At Nellis Air Force Base, a 5G network will be employed by a single vendor to disaggregate and mobilize existing command and control architectures in a combat scenario.

At Hill Air Force Base, six industry partners will work to develop better ways to allow Air Force radar systems to share spectrum with 5G cellular services.

Prime contractors for the work include AT&T, Booz Allen Hamilton, Deloitte Consulting LLP, Ericsson, Federated Wireless, GBL System Corp., General Dynamics Mission Systems, GE Research, Key Bridge Wireless LLC, KPMG, Nokia, Oceus Networks, Scientific Research Corporation, Shared Spectrum Company and Vectrus Mission Solutions Corp.

Work on the testbeds will last approximately three years, with the first year dedicated to set up. Full-scale experimentation will happen by year two, officials said.

The effort, which DOD calls Tranche 1 of its larger 5G initiative, also benefits industry partners who have more latitude for experimentation on military installations, according to acting Under Secretary of Defense for Research and Engineering Michael Kratsios.

"Outside of the department, in order for private sector companies to test the capabilities and functionality of 5G communications, they face an onerous process — negotiating agreements with state and local officials, attaining pole permits, funding the construction of antennas, and the list goes on," Kratsios said. "At the DOD, we already have the personnel, operational capacity, facilities, scale and regulatory green light to get the job done.”

“Moving forward, the department will continue to focus on large-scale experimentation prototyping of dual-use 5G technology for military and commercial purposes.  These sandboxing activities at military bases harness the department's unique authorities to pursue bold innovations and game changing technologies,” Kratsios said.

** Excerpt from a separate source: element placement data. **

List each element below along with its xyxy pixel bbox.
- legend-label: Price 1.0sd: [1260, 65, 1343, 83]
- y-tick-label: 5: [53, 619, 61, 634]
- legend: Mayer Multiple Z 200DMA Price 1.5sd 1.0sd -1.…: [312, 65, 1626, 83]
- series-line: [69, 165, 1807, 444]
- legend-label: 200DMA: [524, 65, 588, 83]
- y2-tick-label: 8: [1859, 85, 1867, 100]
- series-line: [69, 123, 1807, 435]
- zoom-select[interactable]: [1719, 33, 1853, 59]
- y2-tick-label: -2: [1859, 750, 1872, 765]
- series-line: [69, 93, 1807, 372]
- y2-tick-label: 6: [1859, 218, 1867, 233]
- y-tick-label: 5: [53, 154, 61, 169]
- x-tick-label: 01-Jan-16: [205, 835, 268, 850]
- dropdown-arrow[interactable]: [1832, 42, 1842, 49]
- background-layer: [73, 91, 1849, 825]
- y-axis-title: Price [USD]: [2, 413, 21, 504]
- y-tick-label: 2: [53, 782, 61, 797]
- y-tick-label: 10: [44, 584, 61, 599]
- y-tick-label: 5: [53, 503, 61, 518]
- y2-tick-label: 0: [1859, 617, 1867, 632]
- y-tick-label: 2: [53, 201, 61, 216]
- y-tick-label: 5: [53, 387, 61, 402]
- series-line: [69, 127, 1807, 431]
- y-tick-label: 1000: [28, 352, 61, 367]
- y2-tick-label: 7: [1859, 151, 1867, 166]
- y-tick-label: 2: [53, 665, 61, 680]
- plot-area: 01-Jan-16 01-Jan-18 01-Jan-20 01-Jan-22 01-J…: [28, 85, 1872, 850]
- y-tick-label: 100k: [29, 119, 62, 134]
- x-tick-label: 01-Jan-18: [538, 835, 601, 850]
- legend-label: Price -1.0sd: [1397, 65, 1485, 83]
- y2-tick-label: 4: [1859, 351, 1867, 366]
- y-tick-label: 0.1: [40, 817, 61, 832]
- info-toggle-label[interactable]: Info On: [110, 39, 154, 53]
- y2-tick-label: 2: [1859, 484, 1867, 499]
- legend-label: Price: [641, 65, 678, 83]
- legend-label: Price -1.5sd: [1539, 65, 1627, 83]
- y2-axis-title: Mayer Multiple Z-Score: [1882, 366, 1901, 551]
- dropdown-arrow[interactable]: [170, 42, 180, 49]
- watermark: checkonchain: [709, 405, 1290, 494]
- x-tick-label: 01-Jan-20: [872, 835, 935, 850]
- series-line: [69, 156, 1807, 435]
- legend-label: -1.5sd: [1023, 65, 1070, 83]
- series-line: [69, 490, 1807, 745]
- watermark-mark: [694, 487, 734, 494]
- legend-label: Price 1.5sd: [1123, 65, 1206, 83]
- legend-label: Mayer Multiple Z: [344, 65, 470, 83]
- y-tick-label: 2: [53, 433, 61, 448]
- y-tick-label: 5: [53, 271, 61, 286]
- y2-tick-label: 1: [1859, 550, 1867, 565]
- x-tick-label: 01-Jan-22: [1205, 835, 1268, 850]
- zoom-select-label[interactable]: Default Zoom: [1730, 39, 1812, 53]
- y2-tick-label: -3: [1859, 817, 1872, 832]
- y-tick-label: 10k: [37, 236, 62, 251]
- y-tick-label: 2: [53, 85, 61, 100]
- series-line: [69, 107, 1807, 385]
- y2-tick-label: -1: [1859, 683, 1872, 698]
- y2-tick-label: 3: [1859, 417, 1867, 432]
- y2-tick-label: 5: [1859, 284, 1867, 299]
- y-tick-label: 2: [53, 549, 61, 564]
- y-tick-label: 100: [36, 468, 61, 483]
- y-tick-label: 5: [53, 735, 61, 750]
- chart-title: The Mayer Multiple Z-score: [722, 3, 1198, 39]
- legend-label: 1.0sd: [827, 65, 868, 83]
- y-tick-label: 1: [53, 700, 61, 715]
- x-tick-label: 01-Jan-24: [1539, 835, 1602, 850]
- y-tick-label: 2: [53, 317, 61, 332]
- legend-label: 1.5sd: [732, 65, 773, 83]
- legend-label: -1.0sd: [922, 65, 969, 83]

In June, DOD announced a second tranche of seven 5G test sites that will also explore augmented reality, wireless connectivity and spectrum sharing. A request for proposals for those testbeds is expected to be released soon.

DOD’s work on 5G has raised eyebrows among some who think the department is planning to build its own 5G network. In a Sept. 18 request for information asking for partners to help it explore different ways to facilitate spectrum sharing between government and commercial entities, DOD also asked for input about owning and operating a 5G network.

House Energy and Commerce Committee Chairman Rep. Frank Pallone, Jr. (D-N.J.) and Communications and Technology Subcommittee Chairman Rep. Mike Doyle (D-Pa.) launched an inquiry into DOD’s apparent moves to own and operate a national 5G network and lease federal spectrum for commercial purposes. 

In an Oct. 9 letter to the National Telecommunications and Information Administration, lawmakers pointed out that under the NTIA Organization Act, the NTIA is responsible for managing federal spectrum uses and that DOD “is attempting to usurp the NTIA’s authority. ” In their letter to the Government Accountability Office, the pair requested a legal analysis of DOD’s attempt to build a commercial 5G network or lease government spectrum to commercial entities without the express permission of Congress.

Meanwhile, the Defense Advanced Research Projects Agency awarded two contracts for research under its Open, Programmable, Secure 5G broad agency announcement.  The OPS-5G program will address the risk of cyberespionage and cyberwarfare on 5G networks designed to support critical infrastructure and mobile communications. It is based on a portable, open-source, standards-compliant network stack, enabling secure 5G and subsequent mobile networks such as 6G.

This article first appeared on GCN, a Defense Systems partner site.